Removing duplicate references obtained from different databases is an essential step when conducting and updating systematic literature reviews. ASySD (pronounced “assist”) is a tool to automatically identify and remove duplicate records.

Shiny application

This tool is available both as an R package and a user-friendly shiny application.


Please check out the new ASySD tutorial on youtube. We would like to extend a huge thank you to ESMARConf for giving us a platform to showcase ASySD within the evidence synthesis community!

Tool performance

An evaluation of ASySD’s performance versus other automated deduplication tools is available as a preprint




If loading with the ASySD package functions, the required fields will be automatically created based on the input data. If metadata columns are missing, they will be automatically created by ASySD and set to NA. For optimal performance, we recommend having as much metadata as possible.

If using a dataframe, you should ideally have the following column names:

Name Definition
author The author(s) of the publication
year The year the publication was published
journal The name of the journal in which the publication appeared
doi The Digital Object Identifier (DOI) assigned to the publication
title The title of the publication
pages The page numbers of the publication
volume The volume number of the publication (if applicable)
number The issue number of the publication (if applicable)
abstract Abstract of publication
record_id A unique identifier for the publication. If this is not obtained from the citation file, ASySD will genereate an id for each citation based on row numbers.
isbn The International Standard Book Number (ISBN) assigned to the publication (if applicable).
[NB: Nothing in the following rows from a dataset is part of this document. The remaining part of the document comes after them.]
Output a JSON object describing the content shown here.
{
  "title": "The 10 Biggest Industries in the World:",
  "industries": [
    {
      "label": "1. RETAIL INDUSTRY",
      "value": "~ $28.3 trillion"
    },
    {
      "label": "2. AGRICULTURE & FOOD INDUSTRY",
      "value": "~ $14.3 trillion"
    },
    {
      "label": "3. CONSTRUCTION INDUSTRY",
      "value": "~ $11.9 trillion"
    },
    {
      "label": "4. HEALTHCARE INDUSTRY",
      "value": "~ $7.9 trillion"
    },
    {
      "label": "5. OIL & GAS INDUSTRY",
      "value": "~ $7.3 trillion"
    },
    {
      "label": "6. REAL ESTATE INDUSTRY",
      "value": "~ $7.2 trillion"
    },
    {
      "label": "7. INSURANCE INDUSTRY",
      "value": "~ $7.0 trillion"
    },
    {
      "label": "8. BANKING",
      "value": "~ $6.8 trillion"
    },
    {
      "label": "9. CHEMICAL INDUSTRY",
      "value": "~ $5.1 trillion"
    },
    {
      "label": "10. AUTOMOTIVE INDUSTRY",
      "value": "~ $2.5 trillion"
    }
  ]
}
If unavailable, the International Standard Serial Number can be used here instead (ISSN).
label (optional) A label or tag assigned to the publication (if applicable) - for example, new search or old search
source (optional) The source or database from which the publication was obtained - for example wos, embase, pubmed, scopus

Automatically deduplicate citation data

# load citations 
citation_data <- load_search(filepath, method="endnote")

# deduplicate
dedup_citations <- dedup_citations(citation_data)

# get unique citation dataframe
unique_citations <- dedup_citations$unique